App Review: Does Canvas Tutor Help Improve Your Art?

Apps can do anything now. The slogan “there’s an app for that” comes to mind (but it seems so dated now, a sentiment not even worth expressing).

When I got back to the US and bought a fancy new phone, I could download apps without worrying about how much storage space I had left. Naturally I sought art apps.

Some came pre-installed in my flashy-but-ill-fated Note 7, photoshop-esque apps with digital brushes and photo filters. But I wondered if there was an app that would help me practice art skills or help me out of a slump. The answer is, of course!

canvas tutor review note 7

I couldn’t help myself

Ta-Da! An Art App

I’ve actually found surprisingly few of these apps that I like, but one I’ve been using is called Canvas Tutor. It’s touted as an “art trainer” app, was created to help artists practice, and has a fun approach to keeping you motivated.

canvas tutor review app icon

The main component of the app is a virtual girl who grows as you do more art. Completing art “quests” regularly will cause the girl to grow up, while not doing any practice for days will make her revert back to a younger self. Oh no!

 

How It Works

Canvas Tutor incorporates both the carrot and the stick. Continuing to keep up with assignments is like a gradual reveal (you get to see the virtual character grow), while you’re punished for skipping or forgetting  assignments (Canvas Tutor takes away the progress you’ve made).

The creator’s intent was to be true to life. If you don’t exercise a skill you’ll gradually begin to forget it. Not everything is like riding a bike.

The quests are intended to give you practice in 5 areas: anatomy, inking, coloring, backgrounds, and character design.

Quests range from simple practice like doing gesture drawings of five figures or drawing hands and feet, to painting a background or designing your own character.

 

Canvas Tutor’s creator is an illustrator and character designer who draws in an anime/manga style, so the art assignments can reflect that. So some assignments may not be as relevant, depending on the type of art you do. Drawing a chibi or gjinka, for example.

canvas tutor review chibi

One nice feature of the Canvas Tutor app is that you can go back and complete quests that you’ve missed. The point isn’t to be that strict. Well except in one case. One of the repeating quests  is the “chara-slot.” It’s the only Canvas Tutor quest that you can’t go back to complete on another day.

Chara-slot is essentially a character slot machine that gives you three random words – typically two nouns and an adjective.

canvas tutor review chara slot

 

The strangest one I’ve seen is one that my sister got: Holy-Teen-Witch.

 

Review Snapshot

Canvas Tutor Pros:

  • It’s fun to see how the girl grows up, but once she grows to “final form,” there’s no surprise.

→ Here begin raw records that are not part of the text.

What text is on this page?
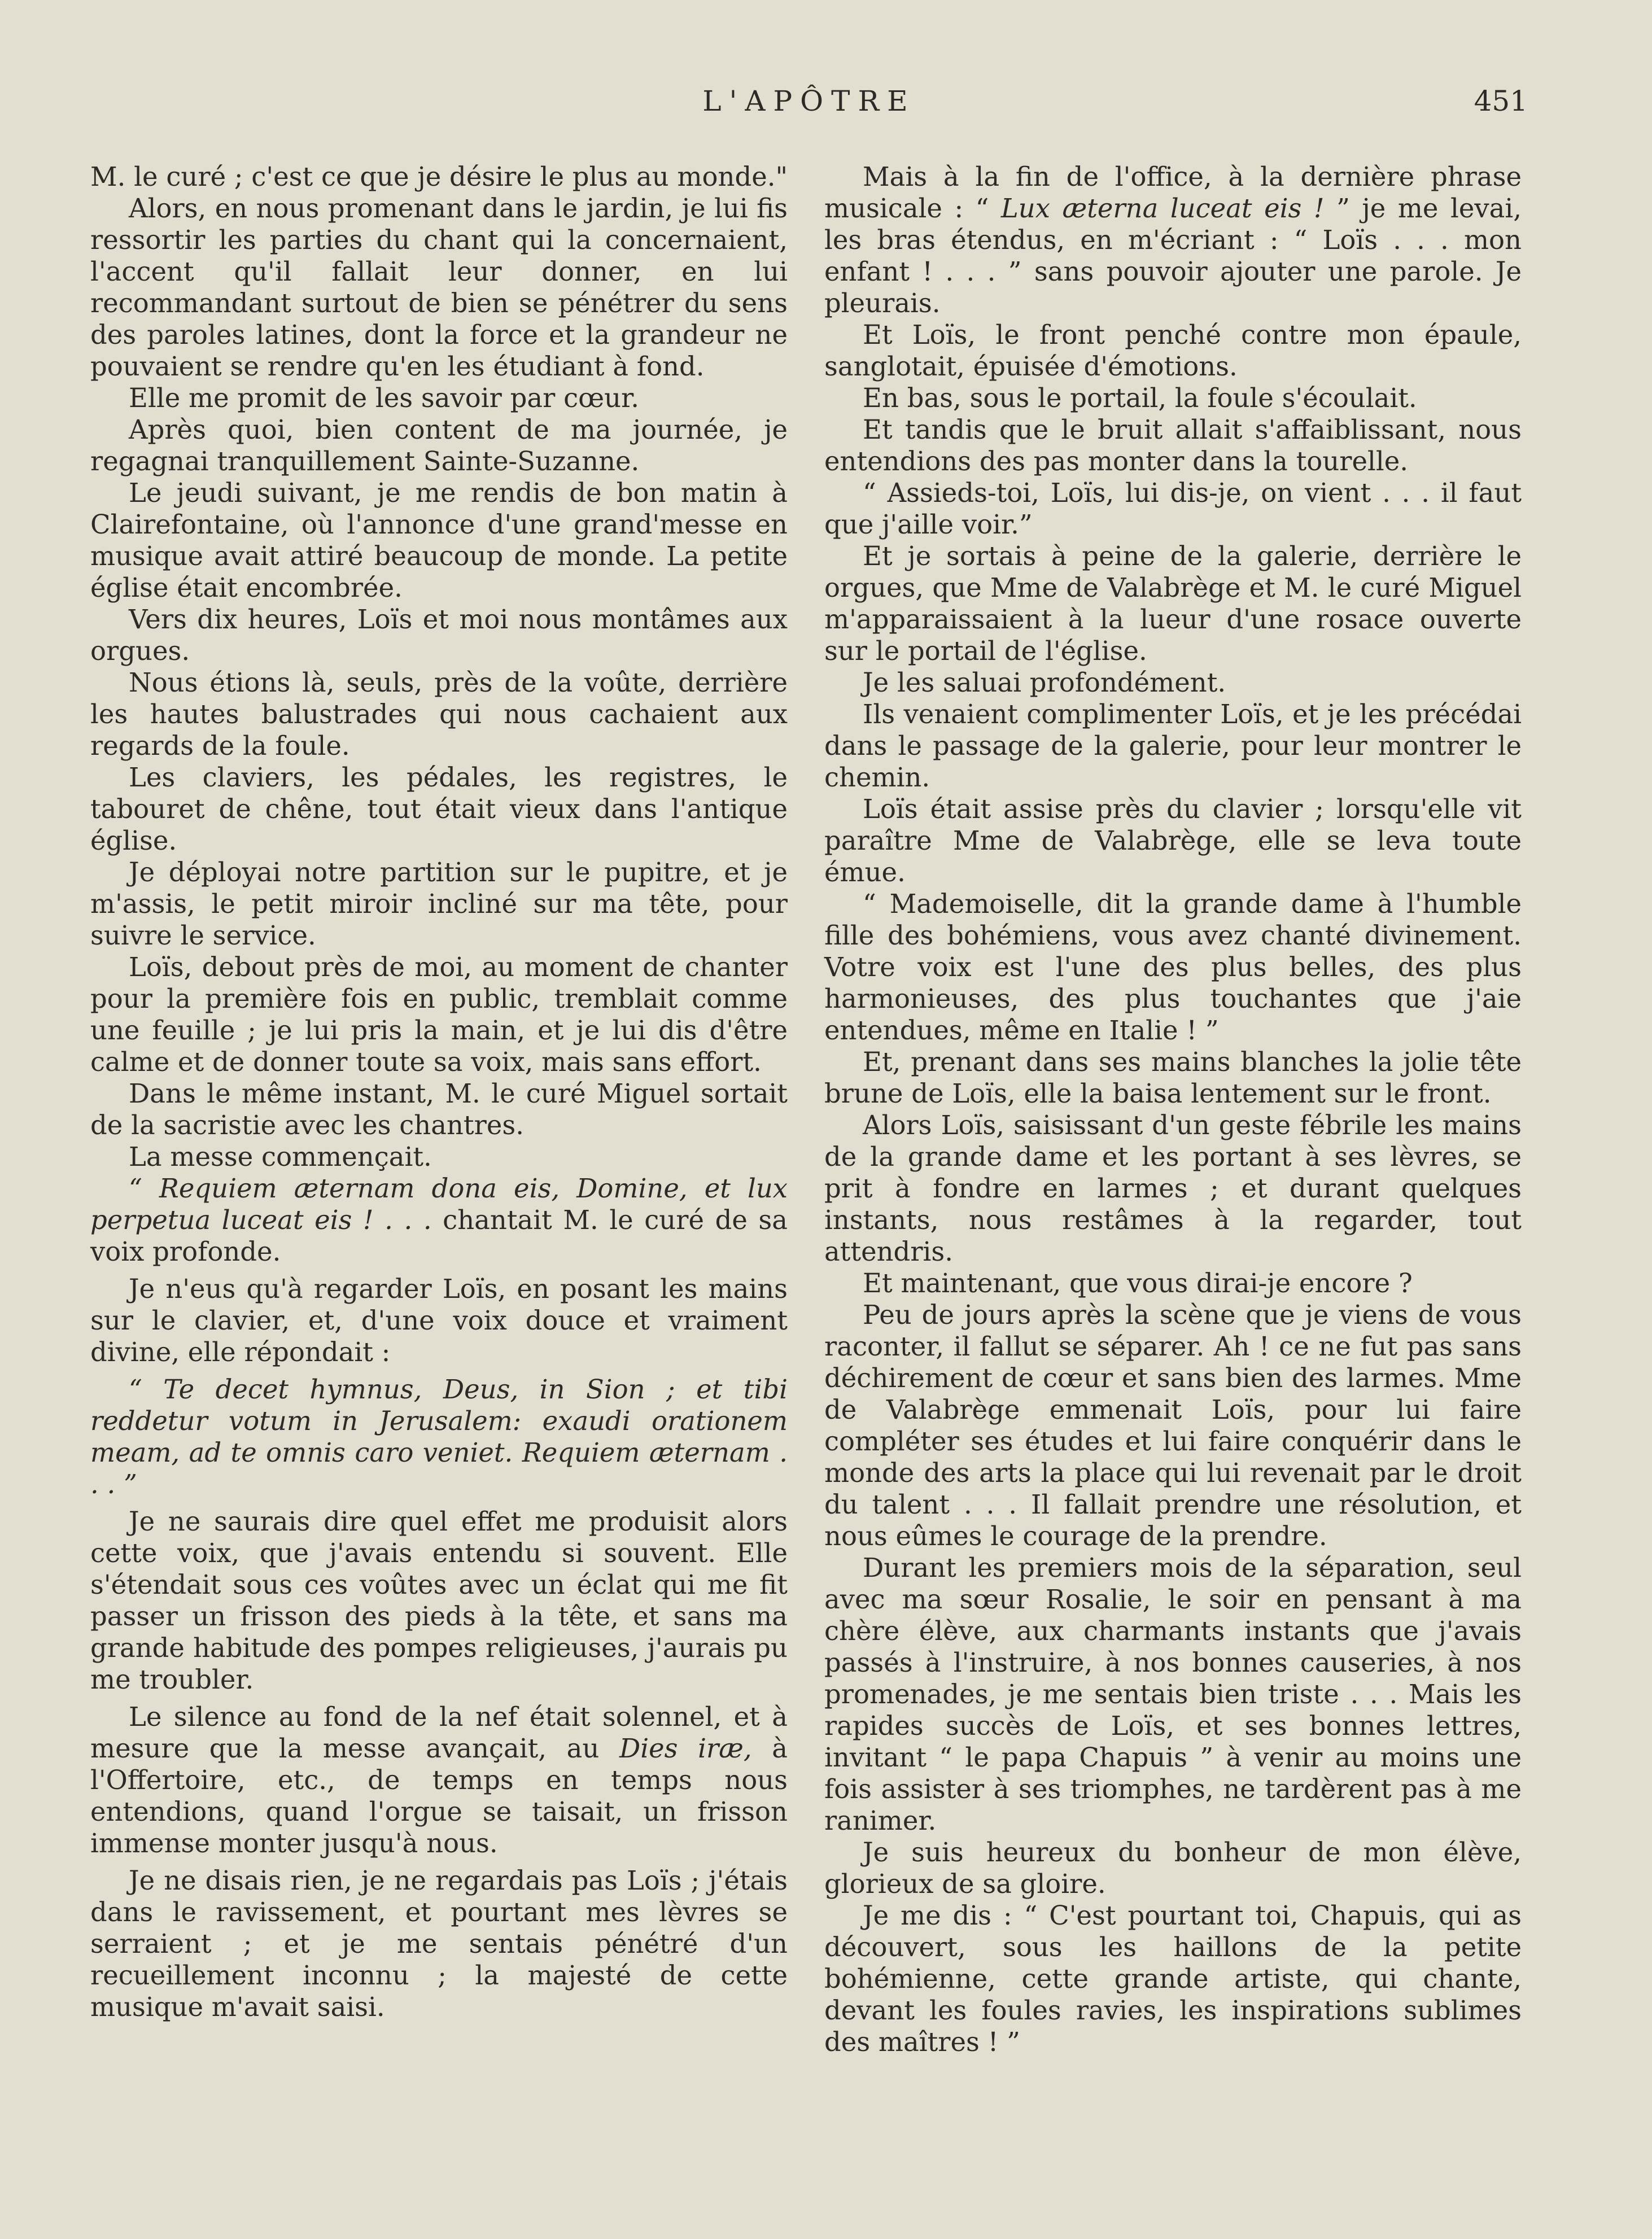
L'APÔTRE	451

M. le curé ; c'est ce que je désire le plus au monde."

Alors, en nous promenant dans le jardin, je lui fis ressortir les parties du chant qui la concernaient, l'accent qu'il fallait leur donner, en lui recommandant surtout de bien se pénétrer du sens des paroles latines, dont la force et la grandeur ne pouvaient se rendre qu'en les étudiant à fond.

Elle me promit de les savoir par cœur.

Après quoi, bien content de ma journée, je regagnai tranquillement Sainte-Suzanne.

Le jeudi suivant, je me rendis de bon matin à Clairefontaine, où l'annonce d'une grand'messe en musique avait attiré beaucoup de monde. La petite église était encombrée.

Vers dix heures, Loïs et moi nous montâmes aux orgues.

Nous étions là, seuls, près de la voûte, derrière les hautes balustrades qui nous cachaient aux regards de la foule.

Les claviers, les pédales, les registres, le tabouret de chêne, tout était vieux dans l'antique église.

Je déployai notre partition sur le pupitre, et je m'assis, le petit miroir incliné sur ma tête, pour suivre le service.

Loïs, debout près de moi, au moment de chanter pour la première fois en public, tremblait comme une feuille ; je lui pris la main, et je lui dis d'être calme et de donner toute sa voix, mais sans effort.

Dans le même instant, M. le curé Miguel sortait de la sacristie avec les chantres.

La messe commençait.

“ Requiem æternam dona eis, Domine, et lux perpetua luceat eis ! . . . chantait M. le curé de sa voix profonde.

Je n'eus qu'à regarder Loïs, en posant les mains sur le clavier, et, d'une voix douce et vraiment divine, elle répondait :

“ Te decet hymnus, Deus, in Sion ; et tibi reddetur votum in Jerusalem: exaudi orationem meam, ad te omnis caro veniet. Requiem æternam . . . ”

Je ne saurais dire quel effet me produisit alors cette voix, que j'avais entendu si souvent. Elle s'étendait sous ces voûtes avec un éclat qui me fit passer un frisson des pieds à la tête, et sans ma grande habitude des pompes religieuses, j'aurais pu me troubler.

Le silence au fond de la nef était solennel, et à mesure que la messe avançait, au Dies iræ, à l'Offertoire, etc., de temps en temps nous entendions, quand l'orgue se taisait, un frisson immense monter jusqu'à nous.

Je ne disais rien, je ne regardais pas Loïs ; j'étais dans le ravissement, et pourtant mes lèvres se serraient ; et je me sentais pénétré d'un recueillement inconnu ; la majesté de cette musique m'avait saisi.

Mais à la fin de l'office, à la dernière phrase musicale : “ Lux æterna luceat eis ! ” je me levai, les bras étendus, en m'écriant : “ Loïs . . . mon enfant ! . . . ” sans pouvoir ajouter une parole. Je pleurais.

Et Loïs, le front penché contre mon épaule, sanglotait, épuisée d'émotions.

En bas, sous le portail, la foule s'écoulait.

Et tandis que le bruit allait s'affaiblissant, nous entendions des pas monter dans la tourelle.

“ Assieds-toi, Loïs, lui dis-je, on vient . . . il faut que j'aille voir.”

Et je sortais à peine de la galerie, derrière le orgues, que Mme de Valabrège et M. le curé Miguel m'apparaissaient à la lueur d'une rosace ouverte sur le portail de l'église.

Je les saluai profondément.

Ils venaient complimenter Loïs, et je les précédai dans le passage de la galerie, pour leur montrer le chemin.

Loïs était assise près du clavier ; lorsqu'elle vit paraître Mme de Valabrège, elle se leva toute émue.

“ Mademoiselle, dit la grande dame à l'humble fille des bohémiens, vous avez chanté divinement. Votre voix est l'une des plus belles, des plus harmonieuses, des plus touchantes que j'aie entendues, même en Italie ! ”

Et, prenant dans ses mains blanches la jolie tête brune de Loïs, elle la baisa lentement sur le front.

Alors Loïs, saisissant d'un geste fébrile les mains de la grande dame et les portant à ses lèvres, se prit à fondre en larmes ; et durant quelques instants, nous restâmes à la regarder, tout attendris.

Et maintenant, que vous dirai-je encore ?

Peu de jours après la scène que je viens de vous raconter, il fallut se séparer. Ah ! ce ne fut pas sans déchirement de cœur et sans bien des larmes. Mme de Valabrège emmenait Loïs, pour lui faire compléter ses études et lui faire conquérir dans le monde des arts la place qui lui revenait par le droit du talent . . . Il fallait prendre une résolution, et nous eûmes le courage de la prendre.

Durant les premiers mois de la séparation, seul avec ma sœur Rosalie, le soir en pensant à ma chère élève, aux charmants instants que j'avais passés à l'instruire, à nos bonnes causeries, à nos promenades, je me sentais bien triste . . . Mais les rapides succès de Loïs, et ses bonnes lettres, invitant “ le papa Chapuis ” à venir au moins une fois assister à ses triomphes, ne tardèrent pas à me ranimer.

Je suis heureux du bonheur de mon élève, glorieux de sa gloire.

Je me dis : “ C'est pourtant toi, Chapuis, qui as découvert, sous les haillons de la petite bohémienne, cette grande artiste, qui chante, devant les foules ravies, les inspirations sublimes des maîtres ! ”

I wish there was a little more or that she grew all the way to an old woman.
  • It’s fun to see what assignment you’ll get each day.
  • There are “achievements” you can hit for extra motivation.

Canvas Tutor Cons:

  • Recently there have been annoying ads that easy to click on accident (which is no accident I’m sure).
  • The tutorial/instruction images save to your phone automatically, so I regularly have to delete them from my phone.

Overall I like Canvas Tutor, but it’s lost some of the excitement it had for me in the beginning. I’d recommend trying the app with a friend if you can. Completing the Canvas Tutor quests with someone else can keep you motivated longer and add competition. Since each user receives a random quest every day (except Chara-slot Saturdays), it’s also fun to compare quests with an art buddy.

You can check out the Canvas Tutor app on the developer’s website or on Google Play.